Detalhes bibliográficos
Ano de defesa: 2024
Autor(a) principal: Silva, Anderson Chaves da
Orientador(a): Não Informado pela instituição
Banca de defesa: Não Informado pela instituição
Tipo de documento: Tese
Tipo de acesso: Acesso aberto
Idioma: eng
Instituição de defesa: Laboratório Nacional de Computação Científica
Coordenação de Pós-Graduação e Aperfeiçoamento (COPGA)
Brasil
LNCC
Programa de pós-graduação em Modelagem Computacional
Programa de Pós-Graduação: Não Informado pela instituição
Departamento: Não Informado pela instituição
País: Não Informado pela instituição
Palavras-chave em Português:
Link de acesso: https://tede.lncc.br/handle/tede/408
Resumo: Predictive queries over spatiotemporal (ST) stream data are queries that apply predictive models to time-series data associated with specific geographic locations, with values that are continuously collected and processed.

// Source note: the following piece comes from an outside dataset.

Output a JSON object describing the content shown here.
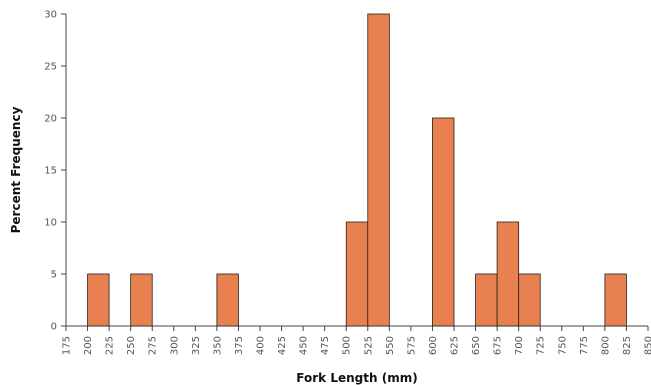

This continuous data flow often leads to dynamic and shifting data distributions that may vary significantly across space and time, exhibiting multiple distinct patterns that challenge predictive modeling. Assigning to a single machine learning model specialized in a particular data distribution the task of handling such variations often leads to failure, since such a model may not capture the diverse patterns across different spatial and temporal regions. Traditional ensemble methods, which rely on the complementary use of multiple base models, often suffer from high execution costs and suboptimal performance when dealing with ST data due to the difficulty of accurately combining the contribution of each model. In contrast, relying on a single globally trained model is frequently challenging due to several limitations: the potential lack of sufficient data, the increased complexity and difficulty in training it in comparison to local models, and the inefficiency of training a new generalist model when effective specialist models already exist. To address this challenge, we propose a more suited approach that considers each available model’s training data and their generalization error as well as the target data distributions to optimize predictive accuracy, selecting for each set of time series the most adequate model. Based on these principles, we propose StreamEnsemble, a method that implements the proposed approach. Our experimental evaluation reveals that StreamEnsemble significantly outperforms traditional ensemble methods and single-model approaches in terms of accuracy and time, demonstrating for stream data a significant reduction in prediction error of more than 10 times.